I want to better write this test:
def test_profile_created(self):
self.client.post(reverse('registration_register'), data={
'username':'ygam',
'email':'ygam@example.com',
'password1':'ygam',
'password2':'ygam'
})
"""
Test if a profile is created on save
"""
user = User.objects.get(username='ygam')
self.assertTrue(UserProfile.objects.filter(user=user).exists())
and I just came upon this code on django-registration tests that does not actually “create” the user:
def test_registration_signal(self):
def receiver(sender, **kwargs):
self.failUnless('user' in kwargs)
self.assertEqual(kwargs['user'].username, 'bob')
self.failUnless('request' in kwargs)
self.failUnless(isinstance(kwargs['request'], WSGIRequest))
received_signals.append(kwargs.get('signal'))
received_signals = []
signals.user_registered.connect(receiver, sender=self.backend.__class__)
self.backend.register(_mock_request(),
username='bob',
email='bob@example.com',
password1='secret')
self.assertEqual(len(received_signals), 1)
self.assertEqual(received_signals, [signals.user_registered])
However he used a custom function for this “_mock_request”:
class _MockRequestClient(Client):
def request(self, **request):
environ = {
'HTTP_COOKIE': self.cookies,
'PATH_INFO': '/',
'QUERY_STRING': '',
'REMOTE_ADDR': '127.0.0.1',
'REQUEST_METHOD': 'GET',
'SCRIPT_NAME': '',
'SERVER_NAME': 'testserver',
'SERVER_PORT': '80',
'SERVER_PROTOCOL': 'HTTP/1.1',
'wsgi.version': (1,0),
'wsgi.url_scheme': 'http',
'wsgi.errors': self.errors,
'wsgi.multiprocess':True,
'wsgi.multithread': False,
'wsgi.run_once': False,
'wsgi.input': None,
}
environ.update(self.defaults)
environ.update(request)
request = WSGIRequest(environ)
# We have to manually add a session since we'll be bypassing
# the middleware chain.
session_middleware = SessionMiddleware()
session_middleware.process_request(request)
return request
def _mock_request():
return _MockRequestClient().request()
However, it may be too long of a function for my needs. I want to be able to somehow “fake” the account creation. I have not much experience on mocks and stubs so any help would do. Thanks!

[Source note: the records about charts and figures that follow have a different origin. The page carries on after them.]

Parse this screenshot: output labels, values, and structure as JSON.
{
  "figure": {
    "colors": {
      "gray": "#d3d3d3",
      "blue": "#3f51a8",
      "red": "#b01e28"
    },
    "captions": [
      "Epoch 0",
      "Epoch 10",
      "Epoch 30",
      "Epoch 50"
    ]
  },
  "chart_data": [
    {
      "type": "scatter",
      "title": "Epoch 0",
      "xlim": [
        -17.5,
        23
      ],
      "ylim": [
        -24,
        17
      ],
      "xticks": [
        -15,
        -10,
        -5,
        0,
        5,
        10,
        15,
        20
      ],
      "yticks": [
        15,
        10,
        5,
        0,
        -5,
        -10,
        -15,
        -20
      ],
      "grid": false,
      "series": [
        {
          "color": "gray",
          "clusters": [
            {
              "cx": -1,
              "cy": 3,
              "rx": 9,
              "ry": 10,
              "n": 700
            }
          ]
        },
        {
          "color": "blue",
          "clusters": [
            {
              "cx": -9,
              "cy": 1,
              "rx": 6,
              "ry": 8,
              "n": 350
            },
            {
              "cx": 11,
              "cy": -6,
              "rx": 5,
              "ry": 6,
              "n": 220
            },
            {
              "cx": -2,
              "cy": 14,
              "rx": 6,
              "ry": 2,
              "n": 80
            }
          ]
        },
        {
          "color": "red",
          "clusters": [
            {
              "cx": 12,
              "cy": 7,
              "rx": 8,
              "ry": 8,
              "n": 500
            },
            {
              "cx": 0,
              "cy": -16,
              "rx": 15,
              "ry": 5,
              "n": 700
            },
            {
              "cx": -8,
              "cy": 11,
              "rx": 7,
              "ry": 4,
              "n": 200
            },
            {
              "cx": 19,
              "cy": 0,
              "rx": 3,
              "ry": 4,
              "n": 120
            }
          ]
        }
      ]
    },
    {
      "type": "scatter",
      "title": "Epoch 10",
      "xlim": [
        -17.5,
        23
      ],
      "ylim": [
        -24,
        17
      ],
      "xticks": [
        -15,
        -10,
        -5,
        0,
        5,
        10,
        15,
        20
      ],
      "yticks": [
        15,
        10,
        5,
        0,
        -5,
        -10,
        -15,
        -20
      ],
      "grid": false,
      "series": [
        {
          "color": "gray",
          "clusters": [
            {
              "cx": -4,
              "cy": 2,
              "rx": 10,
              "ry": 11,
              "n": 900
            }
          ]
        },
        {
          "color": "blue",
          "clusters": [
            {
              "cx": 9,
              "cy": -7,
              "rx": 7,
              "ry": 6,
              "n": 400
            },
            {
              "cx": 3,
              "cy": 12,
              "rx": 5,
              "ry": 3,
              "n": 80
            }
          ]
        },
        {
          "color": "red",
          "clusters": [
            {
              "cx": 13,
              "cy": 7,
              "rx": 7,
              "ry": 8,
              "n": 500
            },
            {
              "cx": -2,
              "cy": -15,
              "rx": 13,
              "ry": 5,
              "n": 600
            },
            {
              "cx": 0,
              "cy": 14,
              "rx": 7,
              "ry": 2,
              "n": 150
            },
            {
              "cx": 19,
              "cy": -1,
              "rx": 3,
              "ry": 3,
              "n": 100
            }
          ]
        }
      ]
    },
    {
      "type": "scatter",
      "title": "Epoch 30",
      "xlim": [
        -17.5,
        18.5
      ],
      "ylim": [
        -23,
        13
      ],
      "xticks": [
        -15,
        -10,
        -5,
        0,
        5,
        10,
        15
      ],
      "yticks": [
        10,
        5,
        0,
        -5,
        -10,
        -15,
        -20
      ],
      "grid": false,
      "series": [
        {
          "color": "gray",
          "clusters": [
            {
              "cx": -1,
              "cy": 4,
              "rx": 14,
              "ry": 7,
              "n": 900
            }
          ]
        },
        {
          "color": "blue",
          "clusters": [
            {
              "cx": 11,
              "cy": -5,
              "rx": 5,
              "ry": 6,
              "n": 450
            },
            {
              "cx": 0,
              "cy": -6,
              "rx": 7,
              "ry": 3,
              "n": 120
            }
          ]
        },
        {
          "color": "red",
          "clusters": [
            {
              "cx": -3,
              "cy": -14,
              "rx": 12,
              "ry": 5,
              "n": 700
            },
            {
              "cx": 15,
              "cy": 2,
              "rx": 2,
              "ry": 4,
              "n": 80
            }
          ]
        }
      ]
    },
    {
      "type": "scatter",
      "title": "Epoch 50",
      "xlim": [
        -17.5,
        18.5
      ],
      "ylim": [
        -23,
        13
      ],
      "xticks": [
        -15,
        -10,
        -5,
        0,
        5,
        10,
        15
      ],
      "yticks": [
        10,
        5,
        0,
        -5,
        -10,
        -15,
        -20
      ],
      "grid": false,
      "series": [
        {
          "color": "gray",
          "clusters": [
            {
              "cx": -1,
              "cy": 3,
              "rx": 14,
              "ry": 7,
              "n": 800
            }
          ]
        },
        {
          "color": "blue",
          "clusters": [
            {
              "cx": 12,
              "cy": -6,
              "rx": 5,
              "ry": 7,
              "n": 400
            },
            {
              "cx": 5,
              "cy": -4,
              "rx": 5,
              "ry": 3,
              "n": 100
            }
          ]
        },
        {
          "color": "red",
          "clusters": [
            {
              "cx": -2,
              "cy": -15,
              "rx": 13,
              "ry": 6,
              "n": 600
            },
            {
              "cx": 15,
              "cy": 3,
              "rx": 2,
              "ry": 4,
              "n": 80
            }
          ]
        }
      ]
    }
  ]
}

These two approaches are testing different things:
Your test case tests the model layer — it asks the question “if I create a user and save it, does the profile record get created automatically?”

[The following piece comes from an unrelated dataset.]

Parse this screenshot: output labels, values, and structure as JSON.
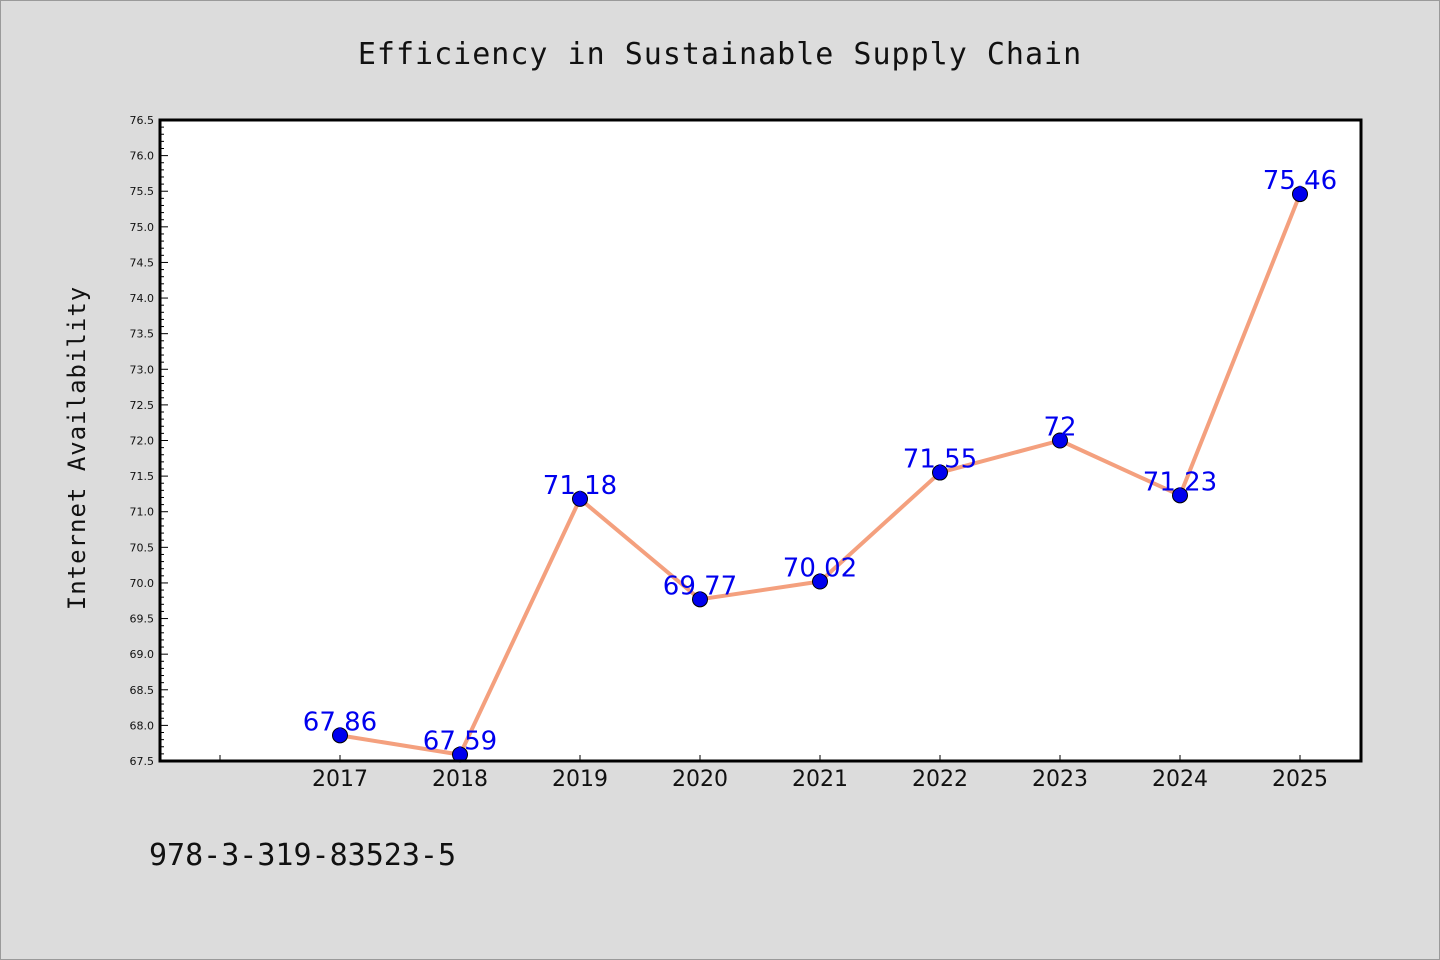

It doesn’t depend on how the user object was created — Through an admin view, or a user signup view, or a management command — as long as this test passes, you know that any method of creating a user through the ORM will add a profile.
It also doesn’t care how the profile is created. It could be through a pre-save signal, a post-save signal, some code in an overridden save() method, or magic. As long as the record is created, the test will pass.
The code you found in django-registration is testing the view layer. It is calling a specific view function,
register, passing it three URL parameters, and asking the question “did theuser_registeredsignal get fired as a result of this view?”This test case doesn’t look at other methods of creating a user; just the registration view. It’s not concerned with any other methods of creating a user.
It also doesn’t look at whether a profile was created. All it wants to know is that the signal was fired, regardless of what that signal actually does in any particular application.
What’s the difference?
Your code is a great example of an integration test — “Did I put all of these parts (models, signals) together in right order so that profiles get created?” — and of a regression test, to signal you in the future whether you’ve done anything that has broken the user profile creation.
The django-registration code is an actual unit test. It very carefully isolates just the view code, to call it in a controlled environment and ask one simple question of it.
Which is better?
In your case, you probably don’t need to write the unit test. (Though there could be a lot of debate about that; it’s practically a matter of religion in some parts) You want a way to verify that the code that pieces that you’ve put together are working as you expect them to, and your test is the best way to do that.
Don’t worry about actually creating a user — during the test run, you’re doing everything in a transaction, and that transaction is rolled back immediately after the test method completes. It may not even hit the disk. And, as @Platinum Azure mentioned, it’s all on a test database anyway.